Fue una noche calurosa de finales de verano, acariciada a rachas por una brisa que venía del mar cercano. Había pasado todo el día en Petrópolis, un barrio popular en las afueras de Atenas, en su gran mercado, entre familias de obreros e inmigrantes, fascinado por la belleza de los rostros y la estética expontánea del proletariado.

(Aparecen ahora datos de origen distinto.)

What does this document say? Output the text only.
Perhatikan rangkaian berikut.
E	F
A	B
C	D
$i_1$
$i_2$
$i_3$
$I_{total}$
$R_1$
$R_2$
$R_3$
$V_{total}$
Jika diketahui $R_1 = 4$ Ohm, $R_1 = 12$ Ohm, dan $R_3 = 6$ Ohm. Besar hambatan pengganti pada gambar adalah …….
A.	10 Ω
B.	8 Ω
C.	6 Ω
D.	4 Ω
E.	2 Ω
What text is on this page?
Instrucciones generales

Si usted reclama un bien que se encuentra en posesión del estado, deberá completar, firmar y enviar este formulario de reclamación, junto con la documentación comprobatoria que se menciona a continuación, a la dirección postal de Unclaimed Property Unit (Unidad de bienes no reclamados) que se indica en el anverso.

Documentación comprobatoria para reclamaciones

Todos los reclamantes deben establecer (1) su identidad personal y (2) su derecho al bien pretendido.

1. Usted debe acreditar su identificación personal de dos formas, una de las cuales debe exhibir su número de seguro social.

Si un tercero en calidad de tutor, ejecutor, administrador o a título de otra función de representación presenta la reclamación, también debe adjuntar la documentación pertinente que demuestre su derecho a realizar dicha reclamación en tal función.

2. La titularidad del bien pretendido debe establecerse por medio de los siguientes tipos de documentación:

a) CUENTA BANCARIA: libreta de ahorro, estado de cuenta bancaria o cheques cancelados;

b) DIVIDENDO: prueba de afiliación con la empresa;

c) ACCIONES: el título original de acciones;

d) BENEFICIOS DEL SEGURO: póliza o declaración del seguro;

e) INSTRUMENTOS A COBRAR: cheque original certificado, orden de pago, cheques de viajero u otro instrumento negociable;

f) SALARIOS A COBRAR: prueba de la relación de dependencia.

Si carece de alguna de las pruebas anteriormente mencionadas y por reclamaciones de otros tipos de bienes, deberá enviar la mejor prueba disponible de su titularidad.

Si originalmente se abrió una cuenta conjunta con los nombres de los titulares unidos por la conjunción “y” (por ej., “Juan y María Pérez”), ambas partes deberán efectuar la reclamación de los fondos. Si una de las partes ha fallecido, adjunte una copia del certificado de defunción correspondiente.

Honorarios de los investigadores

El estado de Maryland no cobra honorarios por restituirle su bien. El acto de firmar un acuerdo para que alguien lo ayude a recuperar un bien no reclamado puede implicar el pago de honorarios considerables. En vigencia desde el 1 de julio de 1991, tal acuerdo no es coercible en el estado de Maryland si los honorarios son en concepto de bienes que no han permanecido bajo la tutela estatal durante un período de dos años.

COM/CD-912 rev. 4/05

El barrio poseía un hermoso teatro nuevo, construído a imitación de los clásicos teatros griegos. Ese lugar fue el escenario de un encuentro verdaderamente inolvidable con tres personas, tres artistas que ocupaban las portadas de los diarios y revistas de esos días: el anciano pintor Yannis Charújis, la actriz Melina Mercouri y su esposo, el cineasta norteamericano Jules Dassin; ellos también asistentes como espectadores a la representación de la Orestíada de Esquilio.

Un silencio sideral, podríamos decir sagrado, acompañó todo el tiempo, largas horas hasta la madrugada del domingo, el despliegue sublime de los actores de la tragedia tripartita. Y comenzaba a clarear la aurora cuando las ovaciones rompieron con su oleaje sonoro la, a la vez, contenida expectación del público.

Sí, fue aquel un instante sagrado. Presentes, en el centro de un espacio y un tiempo detenido en su infinitud: el viejo pintor que, como un Píndaro contemporáneo de los colores, supo recrear los cuerpos jóvenes más hermosos, a lo largo de todas las edades de su prolongada vida; la actriz versátil, temperamental, única, bello todavía el rostro por donde no se atrevía a asomarse la muerte que, pronto, la llamaría a seguir el camino hacia el último enigma de la existencia; y junto a ellos, el hombre de cine, tránsfuga por causa de su arte comprometido por varios países errante, griego al final por amor, por sosiego, y autor de una de las grandes películas de su siglo: Ce lui qui doit mourir (El que ha de morir), que Nikos Kazantzakis, autor de la historia original filmada, Cristo de nuevo crucificado (o Jristós Zanasvrónete), había quedado fascinado cuando la vio en la pantalla a su estreno, el año mismo de su muerte. Aquella amistad comenzaba en el teatro de Petrópolis fue corta por causa de la muerte de algunos de sus protagonistas. De ella conservo recuerdos de alegres vivencias reales y unas instantáneas en blanco y negro...

A esas insólitas imágenes de Marlon Brando en la Acrópolis, las titulé en un poema dedicado al actor, jugando con el título de una de sus más famosas películas, A Tram Called Desire ( Un tranvía llamado Deseo): Un griego llamado Marlon Brando.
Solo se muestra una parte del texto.